Almost the entire building is fitted with special windows.
“The glass has sensors that can determine when the sun is out and it can pre-tint the windows, so that you don't get a lot of heat coming in,” Pander said.
“It helps keep the building cool and relies less on the energy used for air conditioning and by the heat pump to provide cooling.”
The mayor was impressed by the technology.
“I was blown away when I heard this — it reduces the operational carbon emissions by 99.7 per cent compared to the building it replaced,” said Sim, before he joked: “So either the other building really sucked, or they did a really good job here.”
The hall is one of the bigger ones in the city, if not the biggest.
It has four bays, a large storage room for firefighters’ gear, a large kitchen with doors that open to a patio, a decontamination room, a small sauna, individual sleeping quarters, a gym, lounge, meeting spaces and a tall tower; the hall is the second largest training site in Vancouver for firefighters.
Electric fire truck
The building is also designed to survive an earthquake and serve as a post-disaster hub, with protected communications technology built into the hall, which is currently staffed with eight firefighters but has room for 12.
By comparison, No. 2 hall in the Downtown Eastside operates with 14 firefighters.

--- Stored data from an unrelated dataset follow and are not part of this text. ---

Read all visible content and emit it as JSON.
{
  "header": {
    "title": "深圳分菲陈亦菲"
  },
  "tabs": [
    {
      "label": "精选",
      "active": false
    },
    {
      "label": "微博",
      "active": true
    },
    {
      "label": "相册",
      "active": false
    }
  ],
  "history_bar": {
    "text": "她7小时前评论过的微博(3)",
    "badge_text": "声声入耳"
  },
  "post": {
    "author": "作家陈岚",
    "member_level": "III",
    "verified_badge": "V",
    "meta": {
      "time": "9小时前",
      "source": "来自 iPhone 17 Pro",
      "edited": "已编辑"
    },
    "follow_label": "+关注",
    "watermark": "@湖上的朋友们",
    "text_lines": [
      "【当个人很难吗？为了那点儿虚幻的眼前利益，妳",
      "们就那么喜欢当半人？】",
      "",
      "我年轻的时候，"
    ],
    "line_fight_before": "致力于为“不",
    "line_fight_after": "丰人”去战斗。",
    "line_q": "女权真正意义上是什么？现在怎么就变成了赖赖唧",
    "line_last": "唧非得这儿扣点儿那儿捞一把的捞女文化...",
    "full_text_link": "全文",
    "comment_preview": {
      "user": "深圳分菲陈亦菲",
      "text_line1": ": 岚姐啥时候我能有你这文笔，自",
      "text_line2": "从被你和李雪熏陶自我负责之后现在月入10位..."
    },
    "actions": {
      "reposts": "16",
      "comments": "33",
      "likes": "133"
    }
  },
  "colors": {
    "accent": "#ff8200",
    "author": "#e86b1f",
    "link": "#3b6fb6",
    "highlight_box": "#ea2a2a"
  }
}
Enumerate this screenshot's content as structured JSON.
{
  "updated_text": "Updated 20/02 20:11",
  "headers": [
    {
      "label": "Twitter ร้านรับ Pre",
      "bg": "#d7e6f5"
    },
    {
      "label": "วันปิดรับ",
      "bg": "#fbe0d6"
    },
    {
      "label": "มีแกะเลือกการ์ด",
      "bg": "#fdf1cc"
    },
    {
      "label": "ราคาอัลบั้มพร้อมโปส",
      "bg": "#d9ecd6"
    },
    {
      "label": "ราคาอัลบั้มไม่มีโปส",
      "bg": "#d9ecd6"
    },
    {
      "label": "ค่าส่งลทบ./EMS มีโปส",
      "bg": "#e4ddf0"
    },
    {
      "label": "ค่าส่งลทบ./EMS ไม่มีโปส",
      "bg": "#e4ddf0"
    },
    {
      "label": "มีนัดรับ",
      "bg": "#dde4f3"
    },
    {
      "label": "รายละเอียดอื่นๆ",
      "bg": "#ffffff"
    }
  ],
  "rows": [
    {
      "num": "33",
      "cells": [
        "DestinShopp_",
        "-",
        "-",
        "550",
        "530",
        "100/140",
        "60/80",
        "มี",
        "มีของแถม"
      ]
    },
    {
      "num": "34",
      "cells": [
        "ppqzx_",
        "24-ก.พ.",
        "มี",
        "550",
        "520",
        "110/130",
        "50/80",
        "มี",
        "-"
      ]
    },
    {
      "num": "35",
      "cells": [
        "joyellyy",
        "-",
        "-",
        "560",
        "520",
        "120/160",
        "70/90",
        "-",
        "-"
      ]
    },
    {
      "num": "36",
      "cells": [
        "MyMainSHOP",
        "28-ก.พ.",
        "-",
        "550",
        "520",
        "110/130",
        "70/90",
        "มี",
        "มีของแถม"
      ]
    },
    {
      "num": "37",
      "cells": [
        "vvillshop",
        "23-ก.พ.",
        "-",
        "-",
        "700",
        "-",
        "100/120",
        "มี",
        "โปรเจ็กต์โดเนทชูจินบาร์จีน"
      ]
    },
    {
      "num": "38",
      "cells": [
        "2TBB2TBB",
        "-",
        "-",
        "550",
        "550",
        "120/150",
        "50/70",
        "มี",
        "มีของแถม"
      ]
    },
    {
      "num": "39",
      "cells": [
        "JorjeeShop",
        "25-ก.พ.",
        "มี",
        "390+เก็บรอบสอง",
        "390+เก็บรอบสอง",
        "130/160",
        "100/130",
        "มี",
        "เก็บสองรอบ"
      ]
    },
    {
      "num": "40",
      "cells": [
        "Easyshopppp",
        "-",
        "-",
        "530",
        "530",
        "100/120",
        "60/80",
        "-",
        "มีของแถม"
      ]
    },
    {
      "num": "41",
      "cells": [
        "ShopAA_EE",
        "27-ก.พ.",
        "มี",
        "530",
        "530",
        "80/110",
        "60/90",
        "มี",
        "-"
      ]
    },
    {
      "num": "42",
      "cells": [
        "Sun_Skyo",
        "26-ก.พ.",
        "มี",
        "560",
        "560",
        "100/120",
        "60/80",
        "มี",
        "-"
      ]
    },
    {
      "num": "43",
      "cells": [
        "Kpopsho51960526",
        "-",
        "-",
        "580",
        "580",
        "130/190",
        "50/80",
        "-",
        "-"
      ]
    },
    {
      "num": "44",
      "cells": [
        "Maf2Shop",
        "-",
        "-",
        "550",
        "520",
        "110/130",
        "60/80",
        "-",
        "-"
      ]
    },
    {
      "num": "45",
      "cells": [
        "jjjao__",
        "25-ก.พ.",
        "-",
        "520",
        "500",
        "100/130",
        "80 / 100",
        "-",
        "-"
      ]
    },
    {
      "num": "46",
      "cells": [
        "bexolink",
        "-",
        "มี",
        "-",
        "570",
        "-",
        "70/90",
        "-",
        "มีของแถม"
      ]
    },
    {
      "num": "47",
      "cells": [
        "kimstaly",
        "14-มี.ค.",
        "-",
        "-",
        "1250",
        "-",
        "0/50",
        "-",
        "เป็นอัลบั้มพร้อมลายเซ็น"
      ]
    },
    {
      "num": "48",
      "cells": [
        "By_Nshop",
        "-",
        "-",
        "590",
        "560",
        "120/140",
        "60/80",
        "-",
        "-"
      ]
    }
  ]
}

Both halls have a connection in that the temporary building used by firefighters during construction of the new No. 17 hall will eventually be relocated to a site on Gore Street that will serve as an annex to No. 2 hall.
Housing, child care
In recent years, Vancouver has become a city of firsts when it comes to the fire department, with a hall built in Champlain Heights that incorporated four floors of housing into the redevelopment of the building.
The city also has plans to replace fire hall No. 9 on Victoria Drive in Grandview-Woodland, which will also be built to Passive House standards. In Yaletown, the replacement of fire hall No. 8 will include social housing and a child-care facility.
Meanwhile, an all-electric pumper truck is scheduled to arrive in Vancouver within a month, and will operate out of the department’s main hall in Strathcona — another first for the city’s fire and rescue service.
“The West Coast, we call progressive — we care about our environment, we care about our people,” said Fry, when asked about unique investments in the department’s infrastructure. “Every little thing we can do to protect our staff, to reduce our impact on our environment, we do. It's something that we're proud of.”